Cette intime solidarité entre la politique et la littérature explique pourquoi deux fois depuis un mois l’Académie a disputé l’attention publique à l’assemblée nationale, et pourquoi la politique y a pénétré, presque à l’insu de ceux-là même qui l’y introduisaient. Assurément, M. de Noailles et M. de Saint-Priest avaient cent bonnes raisons pour ne pas parler de politique à l’Académie, et entre autres le sentiment de réserve qui porte toujours les hommes de goût à ne pas trop parler des affaires de leur métier. Il n’y a pas eu moyen cependant de l’éviter. La politique s’est retrouvée sous leurs plumes, non pas cette politique bruyante qui vit d’émotions et s’exalte pour des noms propres, mais la politique élevée, paisible, qui se nourrit de méditations, qui se mêle à tous les mouvemens de l’ame, et qui finit par pénétrer, en quelque sorte, à tel point l’intelligence, que toutes les pensées en portent l’empreinte. Cette politique a pris, chez M. de Noailles, une teinte mélancolique qui convenait au génie dont il consacrait le souvenir, et au passé dont il réveillait la cendre éteinte. M. de Saint-Priest lui a donné, au contraire, un tour vif, railleur, il l’a répandue sur tout son discours avec une légèreté élégante. Entre ces deux procédés si divers, il y a plus de rapports qu’on ne le pense. L’ironie et la mélancolie sont deux formes du doute, et le doute est, quoi qu’on fasse, au fond de l’esprit de tous ceux qui, de nos jours, ont réfléchi ou travaillé pour voir leurs réflexions déçues et leurs travaux emportés.
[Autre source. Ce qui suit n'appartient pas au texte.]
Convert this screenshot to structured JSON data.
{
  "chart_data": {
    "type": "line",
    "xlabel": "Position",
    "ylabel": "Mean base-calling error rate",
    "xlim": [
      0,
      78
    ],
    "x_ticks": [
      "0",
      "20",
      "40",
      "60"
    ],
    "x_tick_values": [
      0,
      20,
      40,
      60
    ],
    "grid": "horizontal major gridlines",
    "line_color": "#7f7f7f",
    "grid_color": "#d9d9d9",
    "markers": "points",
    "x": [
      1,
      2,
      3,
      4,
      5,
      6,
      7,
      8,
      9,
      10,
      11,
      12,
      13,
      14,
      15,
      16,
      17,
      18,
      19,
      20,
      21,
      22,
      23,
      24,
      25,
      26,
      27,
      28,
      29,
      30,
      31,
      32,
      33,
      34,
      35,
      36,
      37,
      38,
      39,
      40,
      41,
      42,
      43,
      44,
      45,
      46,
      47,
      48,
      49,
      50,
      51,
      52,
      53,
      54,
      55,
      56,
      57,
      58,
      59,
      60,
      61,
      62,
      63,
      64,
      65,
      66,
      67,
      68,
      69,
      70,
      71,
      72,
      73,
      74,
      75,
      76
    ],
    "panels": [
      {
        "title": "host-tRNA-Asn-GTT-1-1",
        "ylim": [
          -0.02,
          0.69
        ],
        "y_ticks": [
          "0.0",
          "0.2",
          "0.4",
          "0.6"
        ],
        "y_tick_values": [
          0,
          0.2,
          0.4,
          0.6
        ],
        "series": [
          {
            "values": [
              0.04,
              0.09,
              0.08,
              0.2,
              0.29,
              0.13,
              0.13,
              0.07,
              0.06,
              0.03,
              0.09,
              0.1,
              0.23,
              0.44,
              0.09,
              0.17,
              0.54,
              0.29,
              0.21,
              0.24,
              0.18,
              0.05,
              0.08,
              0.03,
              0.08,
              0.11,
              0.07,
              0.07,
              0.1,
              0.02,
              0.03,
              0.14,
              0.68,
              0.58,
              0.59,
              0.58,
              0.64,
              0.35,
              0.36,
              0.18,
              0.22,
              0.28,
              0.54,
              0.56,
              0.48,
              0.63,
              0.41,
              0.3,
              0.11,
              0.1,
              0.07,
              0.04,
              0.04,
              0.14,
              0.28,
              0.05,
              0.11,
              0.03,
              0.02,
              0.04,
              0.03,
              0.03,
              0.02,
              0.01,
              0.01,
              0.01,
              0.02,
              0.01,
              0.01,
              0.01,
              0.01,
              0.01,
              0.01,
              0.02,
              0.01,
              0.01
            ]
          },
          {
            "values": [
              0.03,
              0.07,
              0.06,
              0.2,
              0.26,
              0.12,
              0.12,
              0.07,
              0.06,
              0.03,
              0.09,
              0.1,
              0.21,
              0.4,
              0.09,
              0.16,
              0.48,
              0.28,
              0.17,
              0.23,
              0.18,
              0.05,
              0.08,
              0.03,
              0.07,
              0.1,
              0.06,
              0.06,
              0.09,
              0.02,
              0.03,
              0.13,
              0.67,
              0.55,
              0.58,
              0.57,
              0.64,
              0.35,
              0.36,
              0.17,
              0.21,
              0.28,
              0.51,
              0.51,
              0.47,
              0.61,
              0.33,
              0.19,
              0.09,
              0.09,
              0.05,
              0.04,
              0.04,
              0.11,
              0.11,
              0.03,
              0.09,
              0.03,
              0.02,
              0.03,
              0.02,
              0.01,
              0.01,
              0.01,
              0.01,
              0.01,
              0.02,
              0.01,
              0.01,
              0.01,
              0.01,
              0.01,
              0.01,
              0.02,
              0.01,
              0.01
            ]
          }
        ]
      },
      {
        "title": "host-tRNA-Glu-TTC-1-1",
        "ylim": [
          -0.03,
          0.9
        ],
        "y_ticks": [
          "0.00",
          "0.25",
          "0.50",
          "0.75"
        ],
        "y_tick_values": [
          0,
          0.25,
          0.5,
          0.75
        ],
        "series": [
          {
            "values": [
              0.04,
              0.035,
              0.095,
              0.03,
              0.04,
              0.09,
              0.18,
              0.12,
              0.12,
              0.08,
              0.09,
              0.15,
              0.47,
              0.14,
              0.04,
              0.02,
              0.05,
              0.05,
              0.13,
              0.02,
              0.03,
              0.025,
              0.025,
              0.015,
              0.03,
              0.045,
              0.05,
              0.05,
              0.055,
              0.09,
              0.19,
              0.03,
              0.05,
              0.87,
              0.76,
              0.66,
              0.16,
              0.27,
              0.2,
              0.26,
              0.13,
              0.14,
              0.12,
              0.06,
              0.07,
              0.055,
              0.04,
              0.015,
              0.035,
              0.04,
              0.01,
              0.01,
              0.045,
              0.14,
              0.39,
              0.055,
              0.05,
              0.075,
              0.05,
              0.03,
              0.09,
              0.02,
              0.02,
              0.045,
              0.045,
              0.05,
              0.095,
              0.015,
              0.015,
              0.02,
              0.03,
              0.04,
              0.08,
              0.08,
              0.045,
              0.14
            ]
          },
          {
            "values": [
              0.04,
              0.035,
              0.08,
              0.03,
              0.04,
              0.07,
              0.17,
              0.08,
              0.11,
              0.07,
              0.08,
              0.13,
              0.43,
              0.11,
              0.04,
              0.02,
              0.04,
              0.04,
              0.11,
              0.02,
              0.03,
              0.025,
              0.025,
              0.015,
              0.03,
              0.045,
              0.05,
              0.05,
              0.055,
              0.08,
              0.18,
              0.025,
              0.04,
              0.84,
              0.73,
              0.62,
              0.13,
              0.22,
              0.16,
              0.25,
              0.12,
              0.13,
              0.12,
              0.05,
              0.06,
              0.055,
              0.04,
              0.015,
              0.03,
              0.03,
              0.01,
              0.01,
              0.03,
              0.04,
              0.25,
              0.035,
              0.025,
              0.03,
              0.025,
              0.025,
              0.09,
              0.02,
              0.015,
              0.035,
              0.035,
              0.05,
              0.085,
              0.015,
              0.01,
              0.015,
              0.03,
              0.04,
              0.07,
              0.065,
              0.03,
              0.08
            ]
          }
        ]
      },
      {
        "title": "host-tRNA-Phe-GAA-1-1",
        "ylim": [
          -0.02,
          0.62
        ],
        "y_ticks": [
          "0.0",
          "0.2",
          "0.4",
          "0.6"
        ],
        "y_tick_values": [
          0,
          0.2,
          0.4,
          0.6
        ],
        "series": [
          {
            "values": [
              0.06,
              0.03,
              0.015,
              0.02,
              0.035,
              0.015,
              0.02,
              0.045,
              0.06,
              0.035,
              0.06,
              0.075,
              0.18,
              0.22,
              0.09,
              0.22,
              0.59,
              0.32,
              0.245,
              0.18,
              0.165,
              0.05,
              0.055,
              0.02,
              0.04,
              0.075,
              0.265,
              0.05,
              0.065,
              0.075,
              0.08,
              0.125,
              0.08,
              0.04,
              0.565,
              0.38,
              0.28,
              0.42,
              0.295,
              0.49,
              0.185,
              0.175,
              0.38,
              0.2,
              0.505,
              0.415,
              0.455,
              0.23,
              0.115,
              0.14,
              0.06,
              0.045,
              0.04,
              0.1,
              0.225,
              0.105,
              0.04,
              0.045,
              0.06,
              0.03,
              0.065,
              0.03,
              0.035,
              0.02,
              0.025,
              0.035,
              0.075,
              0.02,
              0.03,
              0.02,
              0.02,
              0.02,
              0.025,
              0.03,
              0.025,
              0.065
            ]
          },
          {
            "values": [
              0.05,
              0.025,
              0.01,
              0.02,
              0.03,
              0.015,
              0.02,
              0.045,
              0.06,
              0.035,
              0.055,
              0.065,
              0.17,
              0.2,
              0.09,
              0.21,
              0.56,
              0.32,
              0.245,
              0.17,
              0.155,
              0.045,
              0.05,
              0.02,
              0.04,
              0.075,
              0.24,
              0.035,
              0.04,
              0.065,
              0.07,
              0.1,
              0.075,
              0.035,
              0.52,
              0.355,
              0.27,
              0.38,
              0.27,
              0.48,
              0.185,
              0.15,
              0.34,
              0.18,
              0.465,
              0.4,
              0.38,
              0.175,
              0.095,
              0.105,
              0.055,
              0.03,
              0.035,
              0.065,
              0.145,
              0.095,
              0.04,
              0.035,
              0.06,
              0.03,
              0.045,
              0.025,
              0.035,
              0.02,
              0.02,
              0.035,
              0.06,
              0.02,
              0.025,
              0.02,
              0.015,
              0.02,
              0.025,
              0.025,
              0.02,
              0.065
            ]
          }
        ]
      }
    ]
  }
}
M. de Saint-Priest s’est montré, dans son discours, tel que les lecteurs de cette Revue le connaissent : toujours net et piquant dans son style, toujours impartial et sensé dans ses jugemens ; du XVIIIe siècle, par la précision et la sobriété de la forme, par un certain cachet de distinction, d’originalité personnelle, qui manque d’ordinaire à notre âge, toujours imitateur et trop souvent vulgaire ; du XIXe, par la largeur de la critique et l’intelligence des idées d’autrui. Cette critique large, cette intelligence étendue, avaient beau jeu pour se développer. De M. Ballanche à M. Vatout, quelle distance à parcourir ? que de cordes à toucher d’un bout à l’autre du clavecin ! M. de Saint-Priest a insisté avec goût sur ce rapprochement que le hasard amenait et que l’art eût évité : il ne savait pas ou n’a pas pu dire que l’orateur achevait le piquant contraste formé par la réunion des deux oraisons funèbres. M. de Saint-Priest, qui sait toujours ce qu’il dit et même un peu plus qu’il n’en dit, ne ressemblait guère, en ce point, à M. Ballanche, et sa plaisanterie, toujours prise au fond de sa pensée et soigneusement cachée derrière ses mots, n’est pas précisément celle de M. Vatout. Cette plaisanterie est pourtant ce qui lui a permis de donner à son discours l’unité qui manquait au sujet. Il n’y avait que son esprit délié qui pût parcourir avec cette heureuse volubilité tant de tons divers. Il n’y avait que sa phrase élégante pour faire descendre les pensées de M. Ballanche à la portée de la foule et élever les jeux de mots de M. Vatout à la hauteur académique.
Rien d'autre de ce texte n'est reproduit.